Spo11-oligo sequencing and S1-seq
Processing of cell lysates for Spo11 oligo purification and sequencing library preparation were essentially as described (Lam et al., 2017). Paired-end Illumina sequencing was performed at the Integrated Genomics Operation facility at MSKCC. Clipping of library adapters and mapping of reads was performed by the Bioinformatics Core Facility (MSKCC) using a custom pipeline as described (Pan et al., 2011). Statistical analyses were performed using R (http://www.r-project.org/). Sequence read totals and mapping statistics are described in Supplementary Table 5. After mapping, the reads were separated into unique and multiple mapping sets, but only uniquely mapping reads were analyzed. Each map was normalized to the total number of uniquely mapped reads (reads per million, RPM; excluding reads mapping to mitochondrial DNA or the 2µ plasmid), and then maps for biological replicates were averaged. In analyses evaluating the fold change in DSB activity, the ratio was scaled according to the decrease in DSBs as measured through quantification of Spo11-oligo complexes (0.4). Sequence reads and compiled Spo11-oligo maps have been submitted to the Gene Expression Omnibus (GEO) repository (accession number pending).

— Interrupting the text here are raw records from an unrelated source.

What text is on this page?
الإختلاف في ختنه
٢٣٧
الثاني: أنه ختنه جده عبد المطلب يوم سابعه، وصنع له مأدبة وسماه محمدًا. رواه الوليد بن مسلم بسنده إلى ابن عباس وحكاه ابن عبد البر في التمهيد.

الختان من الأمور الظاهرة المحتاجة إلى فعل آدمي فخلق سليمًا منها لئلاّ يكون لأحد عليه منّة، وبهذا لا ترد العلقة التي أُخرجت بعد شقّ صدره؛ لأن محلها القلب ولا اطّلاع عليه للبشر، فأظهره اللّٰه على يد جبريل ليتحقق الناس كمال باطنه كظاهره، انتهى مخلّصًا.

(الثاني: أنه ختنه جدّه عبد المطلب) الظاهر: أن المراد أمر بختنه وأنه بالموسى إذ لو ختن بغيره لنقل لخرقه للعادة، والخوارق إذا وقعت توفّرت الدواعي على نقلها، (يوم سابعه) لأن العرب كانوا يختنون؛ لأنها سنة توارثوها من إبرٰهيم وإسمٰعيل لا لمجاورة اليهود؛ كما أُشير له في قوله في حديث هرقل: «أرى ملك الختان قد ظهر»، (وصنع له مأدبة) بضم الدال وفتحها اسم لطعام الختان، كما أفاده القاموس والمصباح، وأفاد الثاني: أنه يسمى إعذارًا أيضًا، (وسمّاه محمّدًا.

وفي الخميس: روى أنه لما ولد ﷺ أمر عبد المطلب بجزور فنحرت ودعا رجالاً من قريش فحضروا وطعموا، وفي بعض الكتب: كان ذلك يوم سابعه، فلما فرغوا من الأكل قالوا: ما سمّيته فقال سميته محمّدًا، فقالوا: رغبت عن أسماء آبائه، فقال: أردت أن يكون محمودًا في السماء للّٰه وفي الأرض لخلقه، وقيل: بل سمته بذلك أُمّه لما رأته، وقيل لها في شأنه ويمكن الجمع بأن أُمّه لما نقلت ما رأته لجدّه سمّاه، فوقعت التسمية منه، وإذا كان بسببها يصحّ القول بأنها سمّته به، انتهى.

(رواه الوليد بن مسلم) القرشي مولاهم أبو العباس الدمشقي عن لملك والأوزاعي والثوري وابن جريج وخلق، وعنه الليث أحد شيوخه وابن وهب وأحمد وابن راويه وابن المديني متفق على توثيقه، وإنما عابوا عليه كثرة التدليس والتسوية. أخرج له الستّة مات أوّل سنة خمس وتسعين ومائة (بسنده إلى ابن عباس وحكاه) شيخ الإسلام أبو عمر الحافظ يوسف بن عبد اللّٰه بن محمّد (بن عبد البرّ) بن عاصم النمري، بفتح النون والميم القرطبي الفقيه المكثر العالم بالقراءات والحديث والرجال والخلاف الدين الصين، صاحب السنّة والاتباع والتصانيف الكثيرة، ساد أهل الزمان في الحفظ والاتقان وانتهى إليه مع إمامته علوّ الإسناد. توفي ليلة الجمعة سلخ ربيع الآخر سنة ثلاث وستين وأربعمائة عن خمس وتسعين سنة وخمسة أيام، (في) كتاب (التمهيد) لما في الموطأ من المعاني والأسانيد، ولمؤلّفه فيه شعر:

For S1-seq, yeast cultures in the sae2 background were harvested 4 hours after meiotic induction, washed with 50 mM EDTA pH 8.0 and stored at -80°C. DNA preparation in plugs and generation of sequencing libraries were done as described (Mimitou and Keeney, 2018). Signal mapping to the rDNA locus was masked. In addition, to reduce background signal, a thresholding was applied, calculated from the frequency of Spo11-oligos in coldest 10% of coding regions.
End Matter
Author Contributions and Notes
C.C.B., S.E.T. and S.K. designed research, C.C.B., S.E.T., S.P., E.P.M. and E.A-P. performed research, all authors analyzed data; C.C.B and S.K. wrote the paper, with input from all authors. The authors declare no conflict of interest.
Supplementary files
Supplementary Tables 1: XL-MS data.
Acknowledgments
We thank Matthew Brendel from the Molecular Cytology core facility at MSKCC for performing the AFM experiments. We thank Ronald Hendrickson and Elizabeth Chang from the Microchemistry and Proteomics core facility at MSKCC for assistance with the XL-MS experiments. MSKCC core facilities are supported by NCI Cancer Center support grant P30 CA08748. We thank Ewa Folta-Stogniew from the Biophysics Resource of Keck Facility at Yale University for the SEC-MALS experiments. The SEC-LS/UV/RI instrumentation was supported by NIH Award Number 1S10RR023748-01. EPM was supported in part by a Helen Hay Whitney Foundation fellowship. Work in the SK lab was supported principally by the Howard Hughes Medical Institute and in part by NIH grant R35 GM118092. Work in the JMB lab was funded by NCI grant R01-CA0777373.